L’Ukraine possède trois mines d’uranium et une installation de traitement. Aujourd’hui, les mines sont fermées. Mais pour éviter qu’elles ne soient inondées, il faut continuellement pomper l’eau. Début mai, selon Pavel Oleshchuk, les travailleurs des mines n’avaient reçu qu’une partie de ce qu’on leur doit pour le mois de mars.

La loi martiale et les couvre-feux imposés par Volodymyr Zelensky, y compris l’interdiction de certaines réunions et manifestations, ont accru les défis.

L’organisation de jeunesse de l’un des syndicats des travailleurs de l’industrie nucléaire de Tchernobyl, dans une déclaration publiée le 1er mai, a indiqué que les articles de la loi martiale qui suspendent les conventions collectives ont « eu un effet important et négatif sur la situation financière et la qualité de vie » des travailleurs. Les conditions de travail se sont détériorées pendant que les salaires baissaient. « Nous sommes contre toute violation et toute restriction des droits des travailleurs ! » a-t-elle ajouté.

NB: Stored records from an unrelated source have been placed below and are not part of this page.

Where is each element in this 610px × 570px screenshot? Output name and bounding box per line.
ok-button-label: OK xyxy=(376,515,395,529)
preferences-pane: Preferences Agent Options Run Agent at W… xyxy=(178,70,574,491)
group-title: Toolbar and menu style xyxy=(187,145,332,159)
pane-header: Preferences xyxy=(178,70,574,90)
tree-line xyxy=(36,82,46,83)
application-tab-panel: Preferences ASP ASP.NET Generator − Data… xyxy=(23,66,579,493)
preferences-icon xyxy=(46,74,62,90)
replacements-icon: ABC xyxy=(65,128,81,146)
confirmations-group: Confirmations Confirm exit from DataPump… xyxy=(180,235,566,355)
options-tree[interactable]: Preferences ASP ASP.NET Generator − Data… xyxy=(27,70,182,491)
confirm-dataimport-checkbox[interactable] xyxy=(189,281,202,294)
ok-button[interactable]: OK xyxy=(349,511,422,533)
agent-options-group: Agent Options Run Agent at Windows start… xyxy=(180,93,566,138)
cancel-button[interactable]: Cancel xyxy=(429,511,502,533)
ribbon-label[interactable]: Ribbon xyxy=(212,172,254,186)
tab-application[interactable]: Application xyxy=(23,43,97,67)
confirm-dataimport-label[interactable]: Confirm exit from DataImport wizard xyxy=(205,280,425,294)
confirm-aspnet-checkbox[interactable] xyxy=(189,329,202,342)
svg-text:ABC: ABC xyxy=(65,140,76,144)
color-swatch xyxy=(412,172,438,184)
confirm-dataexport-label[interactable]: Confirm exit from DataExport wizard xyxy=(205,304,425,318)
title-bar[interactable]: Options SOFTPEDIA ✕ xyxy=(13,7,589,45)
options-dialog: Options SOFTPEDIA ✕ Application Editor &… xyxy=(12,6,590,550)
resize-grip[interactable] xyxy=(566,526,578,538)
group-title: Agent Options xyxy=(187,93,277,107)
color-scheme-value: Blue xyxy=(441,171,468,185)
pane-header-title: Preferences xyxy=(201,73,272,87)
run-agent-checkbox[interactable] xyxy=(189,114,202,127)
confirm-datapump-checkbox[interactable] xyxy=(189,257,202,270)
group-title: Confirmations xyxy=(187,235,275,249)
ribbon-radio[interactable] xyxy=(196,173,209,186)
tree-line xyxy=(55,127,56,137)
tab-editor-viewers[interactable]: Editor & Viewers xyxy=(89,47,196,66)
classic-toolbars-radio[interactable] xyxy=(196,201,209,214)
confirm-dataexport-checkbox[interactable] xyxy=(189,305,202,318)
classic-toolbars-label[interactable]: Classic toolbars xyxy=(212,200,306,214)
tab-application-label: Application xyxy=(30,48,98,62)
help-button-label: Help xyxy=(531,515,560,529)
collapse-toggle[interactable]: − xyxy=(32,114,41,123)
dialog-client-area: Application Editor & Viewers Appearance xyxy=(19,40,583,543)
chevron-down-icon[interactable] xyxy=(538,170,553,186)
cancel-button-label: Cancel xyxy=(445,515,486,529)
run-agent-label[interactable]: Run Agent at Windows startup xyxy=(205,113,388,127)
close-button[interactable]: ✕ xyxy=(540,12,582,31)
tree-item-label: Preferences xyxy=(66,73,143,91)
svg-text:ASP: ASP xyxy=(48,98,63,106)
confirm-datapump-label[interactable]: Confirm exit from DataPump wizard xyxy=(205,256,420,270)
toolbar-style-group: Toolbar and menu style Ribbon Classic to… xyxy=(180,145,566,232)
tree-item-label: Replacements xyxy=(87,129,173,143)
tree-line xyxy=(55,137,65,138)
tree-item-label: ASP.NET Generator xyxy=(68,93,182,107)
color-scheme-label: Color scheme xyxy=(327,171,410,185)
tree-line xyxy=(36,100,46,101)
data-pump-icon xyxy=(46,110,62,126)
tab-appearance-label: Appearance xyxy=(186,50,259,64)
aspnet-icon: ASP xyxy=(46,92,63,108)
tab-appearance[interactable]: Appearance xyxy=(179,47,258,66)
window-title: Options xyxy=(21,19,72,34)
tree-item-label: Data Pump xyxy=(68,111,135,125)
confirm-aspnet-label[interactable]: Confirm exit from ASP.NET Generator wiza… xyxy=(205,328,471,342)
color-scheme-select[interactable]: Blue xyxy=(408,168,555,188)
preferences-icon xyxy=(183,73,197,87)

Le 12 mai, le Parlement a adopté un nouveau projet de loi sur les relations de travail qui permet aux patrons de réaffecter plus facilement les travailleurs et de congédier ceux qui ne peuvent pas se rendre au travail en raison de l’invasion par Moscou.

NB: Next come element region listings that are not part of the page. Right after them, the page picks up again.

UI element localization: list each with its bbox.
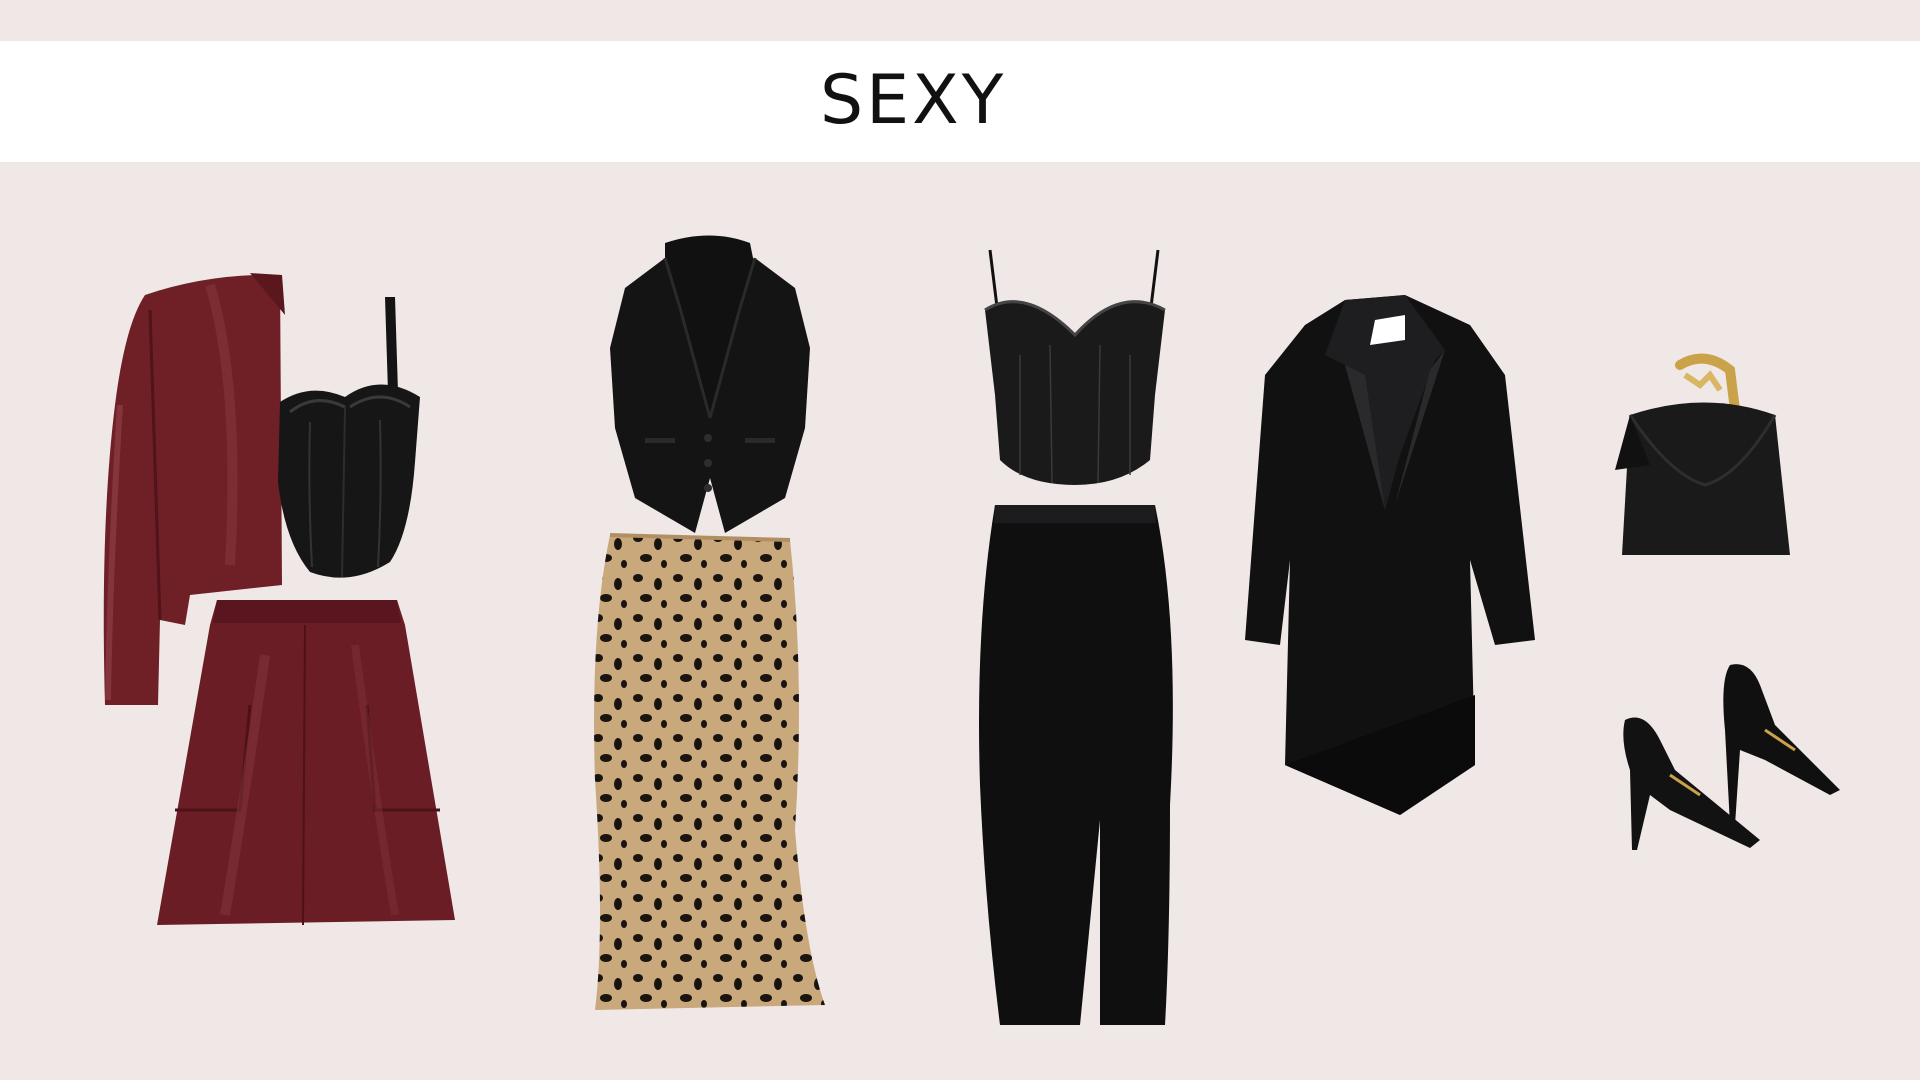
black-halter-vest	[605, 228, 815, 538]
page-title: SEXY	[820, 61, 1007, 140]
black-tuxedo-blazer-dress	[1245, 295, 1540, 820]
black-lace-corset-top	[980, 245, 1170, 490]
black-knit-midi-skirt-with-slit	[970, 505, 1185, 1030]
leopard-satin-midi-skirt	[590, 530, 830, 1020]
black-leather-bustier	[270, 292, 425, 592]
black-patent-slingback-pumps	[1615, 660, 1845, 855]
black-chain-handbag	[1610, 353, 1800, 565]
burgundy-leather-mini-skirt	[155, 595, 460, 930]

Dans une déclaration publiée ce jour-là, Mikhailo Volynets a indiqué que les auteurs de la loi cherchent « à plaire aux employeurs en limitant considérablement les droits des travailleurs ».

Selon la loi, les travailleurs congédiés et ceux qui ont été déplacés par la guerre « ont droit à des prestations sociales, a dit Mikhailo Volynets au Militant. Toutefois, en raison des grandes dépenses imposées par la guerre, il faut maintenant plus de temps pour obtenir ses prestations. Certains employeurs agissent comme de vrais capitalistes. Même en temps de guerre, ils veulent non seulement faire des profits, mais ls veulent aussi les accroître. C’est pourquoi il faut un syndicat fort. »

Les syndicats découvrent des moyens pour se défendre.

Quelque 2 700 travailleurs de la centrale nucléaire de Tchernobyl s’assurent de bien surveiller le site de la catastrophe radioactive pour éviter d’autres fuites. Ils accomplissent d’autres tâches connexes et réparent les dégâts considérables causés par les troupes de Moscou, qui l’ont occupé pendant plus d’un mois.

Après que les forces russes ont été chassées du site et de Slavoutitch, la ville voisine où vivent la plupart des travailleurs, les patrons de l’usine ont annoncé que, comme l’autorise la loi martiale, ils avaient licencié les 314 travailleurs qui n’étaient pas venus travailler.

Le syndicat a proposé que 160 des travailleurs qui vivent à Chernihiv, à proximité, et qui ne pouvaient pas se déplacer à cause des effets de la guerre demeurent employés. Le syndicat a suggéré qu’ils participent à la reconstruction et au nettoyage de Chernihiv, durement frappé par les bombardements des forces de Moscou. Les patrons ont accepté.

Solidarité des syndicats biélorusses

Les syndicats en Ukraine ont obtenu la solidarité des syndicats en Biélorussie. La Biélorussie est dirigée par un régime dictatorial étroitement allié à Moscou. Des syndicalistes du rail de cette région se sont organisés pour perturber le mouvement des troupes et du matériel russes vers l’Ukraine. Au moins 14 dirigeants du mouvement syndical indépendant en Biélorussie ont été arrêtés pour s’être opposés à l’invasion.

« Nous sommes reconnaissants envers nos frères et sœurs biélorusses, courageux et fidèles à leurs principes », a déclaré la Confédération des syndicats libres d’Ukraine en exigeant leur libération immédiate.